Current Mood: twenty six
Current Music: Ol' Dirty Bastard - Good Morning Heartache
 
 
nothing doing
I voted. Last night I stumped to my parents one final time. Results aren't really going to get flowing until 7pm or so. The partisan hackery of Air America and/or Limbaugh/O'Reilly/Hannity was just tying my stomachs in knots rather than being amusing. And I got burned early on with Drudge's Pennsylvania Pre-Vote Scandal that turned out to be nothing.

So I'm declaring the next couple of hours a THINK ABOUT SOMETHING OTHER THAN THE ELECTION zone.

Here are some things that do not involve the future of our political system!

1. Is there some pervasive cultural figure that I have never seen who has bobbed pink hair? Because I know I saw about fifty people dressed up as this person on Halloween. Whilst trying to escape the madding crowds that thronged alongside the parade route, I walked by an East Village bar in which about six out of fifteen people were wearing these wigs. They were everywhere. Who has pink hair, besides Pink? Does she even have pink hair anymore? Is it a breast cancer thing? Was there a glut of cheap pink wigs on the market? Does "costume" for Halloween now just describe "dressing a little oddly"?

2. What is it with Superman and business books these days? These people went so far as to pay to use Superman on the cover of their book, and it's obvious that the designers for Overachievement wanted to. I'm guessing Gimmicky Marketing Guy Seth Godin was worried his cereal box pastiche wasn't going to properly capture the zeitgeist, so for no apparent reason there's a cartoon Superman analogue on that cover too. I know the economy is on the upswing, but isn't it dangerous to be bombarding the tender minds of our young professionals with images like this? In the event that the stock market crashes, won't this impel even more people to leap out of windows, with the ingrained believe that they'll just fly down to Washington and punch Greenspan until he fixes thing? There's also a trend towards superhero-based Teen Romance, but I can't remember the names of any of those books.

3.



...this fucking election!
 
 
nothing doing
Why am I finding out about another Mclusky show two days in advance and when my work schedule is going to botch seeing them?
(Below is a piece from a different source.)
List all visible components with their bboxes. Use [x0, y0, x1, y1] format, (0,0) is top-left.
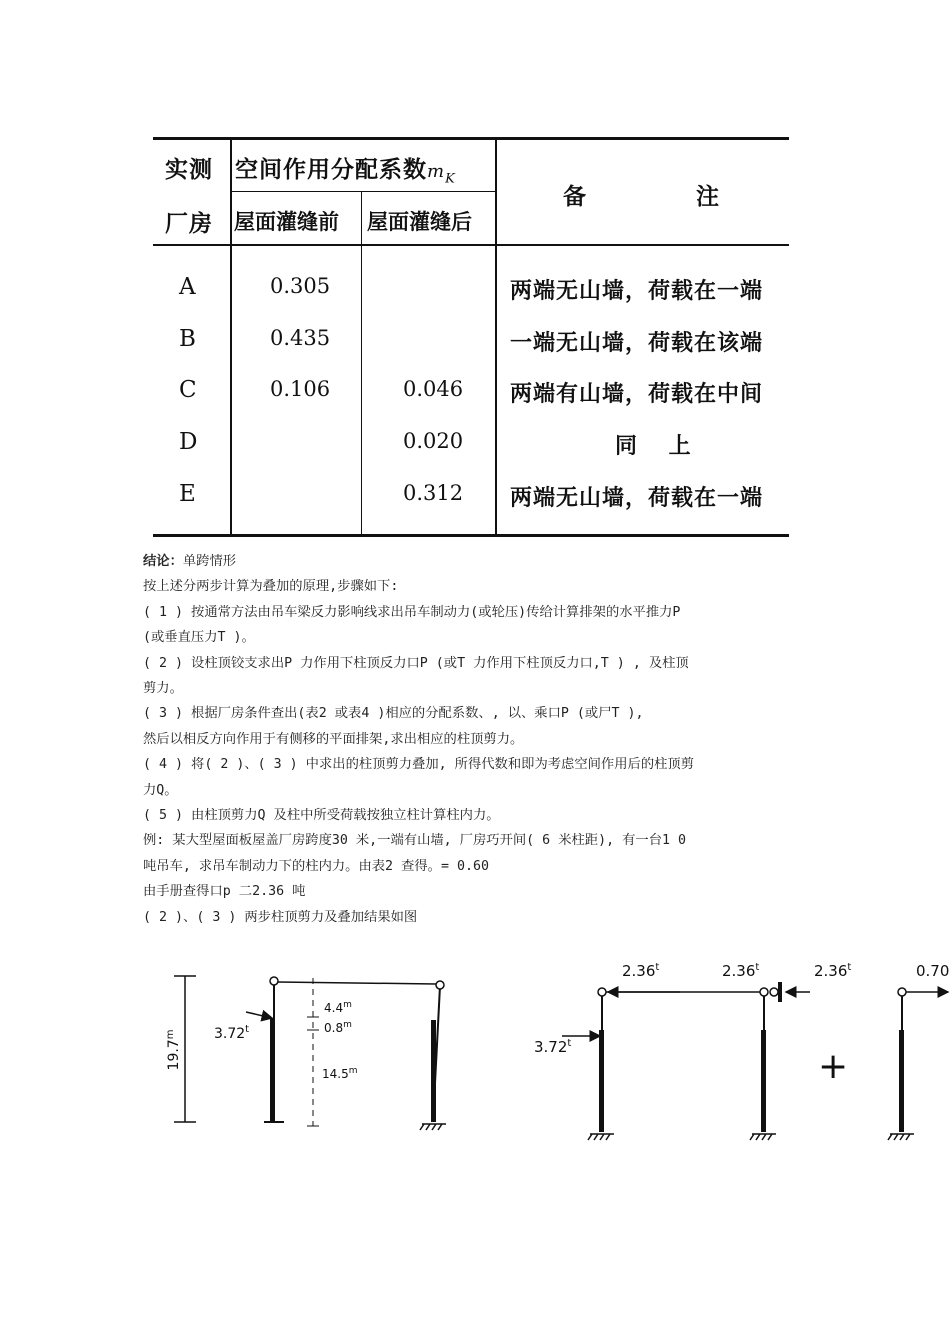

Why does the entire new R.E.M. album sound like those singles they released that I halfway tolerated? Who is benefitting from an entire album of "Bang and Blame" and "Sad Professor"? How could this take them three years to put together?

Why does my disdain for this album fall away from watching one cheesy Messiah Complex video for "Leaving New York" with its empty airport shots and Michael Stipe in a white suit? Am I that easily bought?

Why are R.E.M. still being shown on "Subterranean"? Did I hallucinate them being some multi-platinum pop behemoth for my entire adolescence?

Why did On!Air!Library! sample the AIM "door open" noise so goddamn much in their song "Fell to Earth"?

Why can't the guy from the Decemberists puhhhwnouce his auuuuw sounds cowuuuhectly?

Why did Spike Jonze make a weak "Come to Daddy" rip-off video for his girlfriend? And where is this "it's inspired by Thriller and Beat It!" line of reasoning coming from?

Why did some shitty music magazine (I forget which one) list Karen O and Nick Zinner separately in their "30 Coolest people in Rock" list? Are the Yeah Yeah Yeahs going to release solo albums a la KISS and the Melvins?

Why did Eminem release a lead single that can only be appreciated -- or indeed, considered remotely tolerable -- if you look at it as a scathing meta-critique of current commercial hip hop?

Why they come up with witness protection?

Why they let the Terminator win the election?

Why?
 
 
Current Music: holy shit karen o is eight days younger than me
 
 
nothing doing
Nothing is Impossible by Christopher Reeve

Apparently someone decided the book must be a pack of lies, and sold it off to the Strand.

In other book-related news, as of tomorrow, I am a librarian! Or whatever it is they call the people who work at a library but don't have a degree in Library Science. Librarian's Aide?